Scotland isn’t short of wow-inducing historic sites, but even on an already rich roster of wonders Orkney’s family of Neolithic monuments are a cut above. There’s the chambered cairn of Maes Howe, the massive standing stones of Stenness, the Neolithic village at Skara Brae – and this, the world-famous Ring of Brodgar, a stone circle with a diameter of 104 metres located within a ditch, or henge, a whopping 136 metres across.
It was snapped by Herald photographer Jamie Simpson in September 2017, a mere heartbeat ago when you consider the site’s mind-numbing antiquity. Many have. If the best guesses of the historians and archaeologists are correct the Ring Of Brodgar was constructed between 2500BC and 2000BC, though it has never been properly excavated so an exact date is hard to pin down.
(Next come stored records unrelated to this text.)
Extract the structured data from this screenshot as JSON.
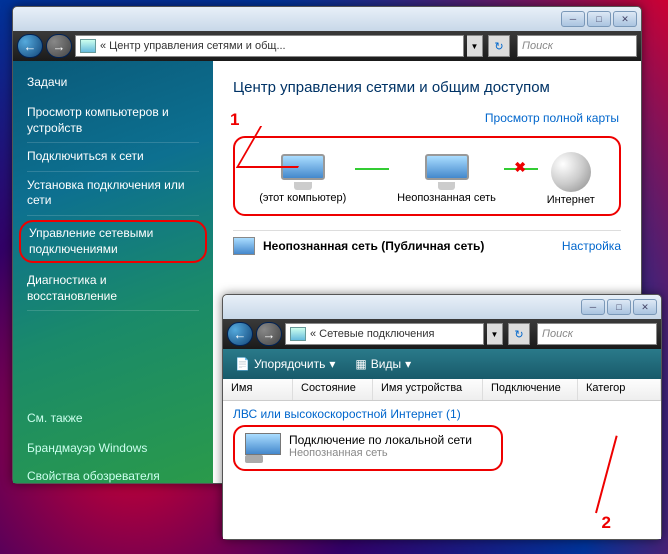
{
  "window1": {
    "breadcrumb": "« Центр управления сетями и общ...",
    "search_placeholder": "Поиск",
    "sidebar": {
      "heading": "Задачи",
      "links": [
        "Просмотр компьютеров и устройств",
        "Подключиться к сети",
        "Установка подключения или сети",
        "Управление сетевыми подключениями",
        "Диагностика и восстановление"
      ],
      "also_heading": "См. также",
      "also": [
        "Брандмауэр Windows",
        "Свойства обозревателя"
      ]
    },
    "content": {
      "title": "Центр управления сетями и общим доступом",
      "view_map": "Просмотр полной карты",
      "nodes": [
        "(этот компьютер)",
        "Неопознанная сеть",
        "Интернет"
      ],
      "netname": "Неопознанная сеть (Публичная сеть)",
      "configure": "Настройка"
    }
  },
  "window2": {
    "breadcrumb": "« Сетевые подключения",
    "search_placeholder": "Поиск",
    "toolbar": {
      "organize": "Упорядочить",
      "views": "Виды"
    },
    "columns": [
      "Имя",
      "Состояние",
      "Имя устройства",
      "Подключение",
      "Категор"
    ],
    "group": "ЛВС или высокоскоростной Интернет (1)",
    "item": {
      "name": "Подключение по локальной сети",
      "status": "Неопознанная сеть"
    }
  },
  "annotations": {
    "a1": "1",
    "a2": "2"
  }
}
Nor is the significance it held for the Neolithic people of the islands properly understood. Clearly it had some sort of ceremonial function, but it may also have been used for some kind of planetary observation. Or perhaps all that recommended it was the natural beauty of the site, which sits on an isthmus, the Ness of Brodgar, separating the Loch of Stenness and the Loch of Harray. Along with the mystery and power of the place it’s the setting which strikes the visitor most forcefully today.
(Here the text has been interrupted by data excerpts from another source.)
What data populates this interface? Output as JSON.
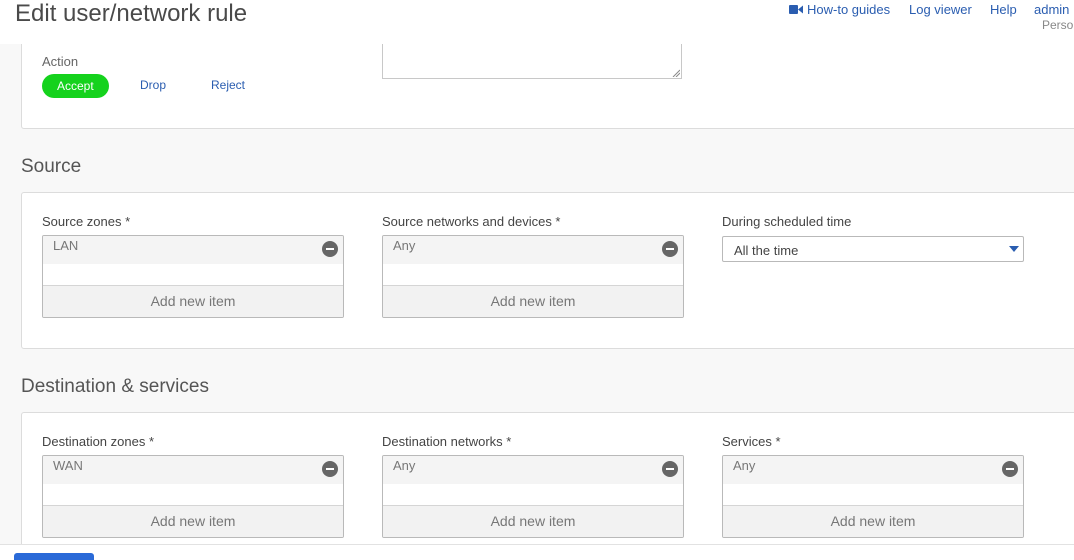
{
  "page": {
    "title": "Edit user/network rule"
  },
  "header": {
    "links": [
      {
        "label": "How-to guides",
        "icon": "video-camera-icon"
      },
      {
        "label": "Log viewer"
      },
      {
        "label": "Help"
      },
      {
        "label": "admin"
      }
    ],
    "persona": "Perso"
  },
  "action": {
    "label": "Action",
    "options": [
      "Accept",
      "Drop",
      "Reject"
    ],
    "selected": "Accept",
    "accent": "#15d21d"
  },
  "source": {
    "title": "Source",
    "zones": {
      "label": "Source zones *",
      "items": [
        "LAN"
      ],
      "add_label": "Add new item"
    },
    "networks": {
      "label": "Source networks and devices *",
      "items": [
        "Any"
      ],
      "add_label": "Add new item"
    },
    "schedule": {
      "label": "During scheduled time",
      "value": "All the time"
    }
  },
  "destination": {
    "title": "Destination & services",
    "zones": {
      "label": "Destination zones *",
      "items": [
        "WAN"
      ],
      "add_label": "Add new item"
    },
    "networks": {
      "label": "Destination networks *",
      "items": [
        "Any"
      ],
      "add_label": "Add new item"
    },
    "services": {
      "label": "Services *",
      "items": [
        "Any"
      ],
      "add_label": "Add new item"
    }
  },
  "colors": {
    "link": "#2a5db0",
    "primary": "#2a6ad8"
  }
}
What isn’t in doubt is that the Ring of Brodgar ranks alongside the English sites of Stonehenge and Avebury as the finest extant examples of stone circles in Britain – though Brodgar is the only one of the three which is an almost perfect circle. Accordingly it was designated a scheduled monument in 1882, making it one of the first places in the UK to be given that protected heritage status.
The ring originally featured 60 stones, but today only around half that number remain. That’s an improvement on the situation in the mid-19th century, however, when there were only 13 erect stones, with 10 more fallen (or deliberately toppled) and 13 more in fragments. The smallest stone is a little over two metres high, the tallest a little under five.
What to read
If you can lay your hands on a copy of Descriptio Insularum Orchadiarum by the enigmatic Jo Ben – thought to be a man named John Bellenden who visited Orkney in the early 16th century for reasons unknown – then you can read the earliest written account of the site. If not, check out something with more lyricism and less Latin: George Mackay Brown’s 27 poem cycle Brodgar Poems, published in 1992.